13 febbraio 2021: sette ragazzi afghani, tra i quali quattro minorenni, vengono scoperti all’interno di un camion proveniente da Trieste, dopo essere passati lungo la rotta balcanica dell’immigrazione clandestina. Addosso, soltanto una tuta: partiti da Kabul a piedi e con mezzi di fortuna, erano rimasti bloccati nei campi profughi bosniaci, tra il freddo dell’inverno e l’incertezza del presente. Uno di loro era partito tre anni fa, quando aveva solo undici anni. Un giorno decidono di tentare il tutto per tutto: squarciano il telone di copertura di un tir e si infilano nel rimorchio per raggiungere il loro sogno, la Francia.
Arrivato a Torino, l’autista si accorge di loro. Subito soccorsi, i ragazzi raccontano la paura, la fatica, la fame. Uno di loro ha dato tutto ciò che aveva – 1.000 euro – a un trafficante di uomini, che lo ha caricato sul camion insieme agli altri.
Poi, finalmente l’Italia. I ragazzi vengono accolti in diverse famiglie per iniziare il percorso di regolarizzazione e di richiesta di asilo, uno dei pochissimi modi per restare legalmente in Europa.
A Casa Aylan c’è una famiglia, quella di Alice e Federico, disposta ad accogliere due di loro. Nella casa ci sono già altri ragazzi che si danno subito da fare per preparare la stanza per i nuovi arrivati. Spostano i letti, puliscono i pavimenti e nel mezzo della camera sistemano un calcio balilla, simbolo di un’età da ritrovare: a quattordici anni, i due ragazzi afghani hanno già alle spalle lunghi viaggi, rischi e il peso della lontananza dalla propria famiglia.

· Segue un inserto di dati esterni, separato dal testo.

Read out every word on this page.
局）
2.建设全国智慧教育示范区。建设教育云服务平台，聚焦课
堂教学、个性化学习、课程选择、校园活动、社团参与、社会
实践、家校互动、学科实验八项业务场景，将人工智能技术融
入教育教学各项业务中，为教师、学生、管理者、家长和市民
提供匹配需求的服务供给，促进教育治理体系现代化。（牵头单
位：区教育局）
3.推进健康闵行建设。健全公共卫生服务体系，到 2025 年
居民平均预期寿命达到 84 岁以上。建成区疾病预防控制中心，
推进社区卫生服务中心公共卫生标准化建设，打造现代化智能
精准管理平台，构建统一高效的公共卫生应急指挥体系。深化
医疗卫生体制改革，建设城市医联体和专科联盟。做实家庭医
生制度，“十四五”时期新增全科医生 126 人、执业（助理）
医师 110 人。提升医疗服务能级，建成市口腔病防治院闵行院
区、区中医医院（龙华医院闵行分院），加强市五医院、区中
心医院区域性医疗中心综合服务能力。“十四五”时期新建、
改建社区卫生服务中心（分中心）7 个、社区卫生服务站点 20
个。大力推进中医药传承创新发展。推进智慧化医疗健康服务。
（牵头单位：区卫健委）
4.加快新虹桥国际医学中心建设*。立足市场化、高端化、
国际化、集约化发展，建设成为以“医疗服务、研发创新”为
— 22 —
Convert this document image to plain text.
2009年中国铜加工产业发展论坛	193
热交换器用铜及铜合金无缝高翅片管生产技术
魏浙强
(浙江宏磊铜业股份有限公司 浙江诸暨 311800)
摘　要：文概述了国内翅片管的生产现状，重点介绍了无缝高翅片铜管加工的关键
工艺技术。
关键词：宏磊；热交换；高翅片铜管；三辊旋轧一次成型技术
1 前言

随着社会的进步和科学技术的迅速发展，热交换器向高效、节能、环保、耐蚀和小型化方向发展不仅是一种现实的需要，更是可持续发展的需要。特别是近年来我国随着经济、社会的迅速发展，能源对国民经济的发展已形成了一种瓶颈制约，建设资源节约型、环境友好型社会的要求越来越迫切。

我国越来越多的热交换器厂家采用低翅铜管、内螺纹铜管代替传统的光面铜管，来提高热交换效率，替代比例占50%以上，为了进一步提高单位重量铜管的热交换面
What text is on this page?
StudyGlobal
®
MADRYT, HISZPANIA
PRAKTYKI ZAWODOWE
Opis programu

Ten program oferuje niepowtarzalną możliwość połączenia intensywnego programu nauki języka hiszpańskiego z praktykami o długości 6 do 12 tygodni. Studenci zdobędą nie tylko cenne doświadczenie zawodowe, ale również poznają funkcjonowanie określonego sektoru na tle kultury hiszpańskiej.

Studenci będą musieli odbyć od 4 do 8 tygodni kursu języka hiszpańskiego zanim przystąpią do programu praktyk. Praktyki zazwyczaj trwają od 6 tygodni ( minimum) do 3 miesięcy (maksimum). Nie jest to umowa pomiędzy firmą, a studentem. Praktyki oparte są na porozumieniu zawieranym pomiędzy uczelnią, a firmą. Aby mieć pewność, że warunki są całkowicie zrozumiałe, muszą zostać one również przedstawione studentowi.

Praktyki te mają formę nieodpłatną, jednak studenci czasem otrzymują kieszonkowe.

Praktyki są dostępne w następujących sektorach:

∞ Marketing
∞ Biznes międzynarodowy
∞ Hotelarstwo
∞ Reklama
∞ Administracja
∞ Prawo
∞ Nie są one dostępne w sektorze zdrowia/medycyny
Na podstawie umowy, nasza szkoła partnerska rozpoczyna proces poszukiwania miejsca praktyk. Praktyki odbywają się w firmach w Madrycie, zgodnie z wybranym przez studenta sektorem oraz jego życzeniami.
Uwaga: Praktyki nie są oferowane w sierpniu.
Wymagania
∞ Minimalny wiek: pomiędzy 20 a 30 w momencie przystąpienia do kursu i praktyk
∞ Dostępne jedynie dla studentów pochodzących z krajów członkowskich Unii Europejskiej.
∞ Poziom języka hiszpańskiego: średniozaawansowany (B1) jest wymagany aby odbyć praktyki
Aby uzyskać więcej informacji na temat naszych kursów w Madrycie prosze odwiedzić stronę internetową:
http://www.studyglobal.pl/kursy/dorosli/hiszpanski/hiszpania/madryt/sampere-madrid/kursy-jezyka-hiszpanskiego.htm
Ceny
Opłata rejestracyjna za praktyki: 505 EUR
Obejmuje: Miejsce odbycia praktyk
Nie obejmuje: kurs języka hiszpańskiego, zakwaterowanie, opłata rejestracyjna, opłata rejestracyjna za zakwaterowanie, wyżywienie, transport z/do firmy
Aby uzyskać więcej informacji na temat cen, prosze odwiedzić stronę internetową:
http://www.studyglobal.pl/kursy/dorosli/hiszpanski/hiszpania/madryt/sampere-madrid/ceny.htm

In Casa Aylan chi è stato accolto impara ad accogliere, seguendo l’esempio di Alice e Federico, che hanno scelto di condividere il loro cammino con i ragazzi e dare loro l’affetto di una famiglia. Così, all’ingresso della casa, si aggiungono i colori della bandiera afghana a quelli dell’Egitto (Amr e Zeyad), dell’Albania (Alex), della Costa D’Avorio (Abdullahi) e dell’Italia.
Come le bandiere, anche i sogni di ognuno hanno colori diversi. I ragazzi di Casa Aylan sono adolescenti che affrontano il futuro a fianco di adulti dei quali stanno imparando a fidarsi giorno dopo giorno. Uno dei due ragazzi afghani ha deciso di rimettersi in viaggio verso la Francia, le sue aspettative e i suoi desideri sono stati più forti di qualsiasi proposta. L’altro ospite è rimasto qualche giorno in più, coltivando sogni e pensieri e giocando a calcio balilla. Talvolta non serve parlare la stessa lingua, ma basta stringersi attorno a un piccolo campo per tornare a essere ciò che si è: semplicemente ragazzi.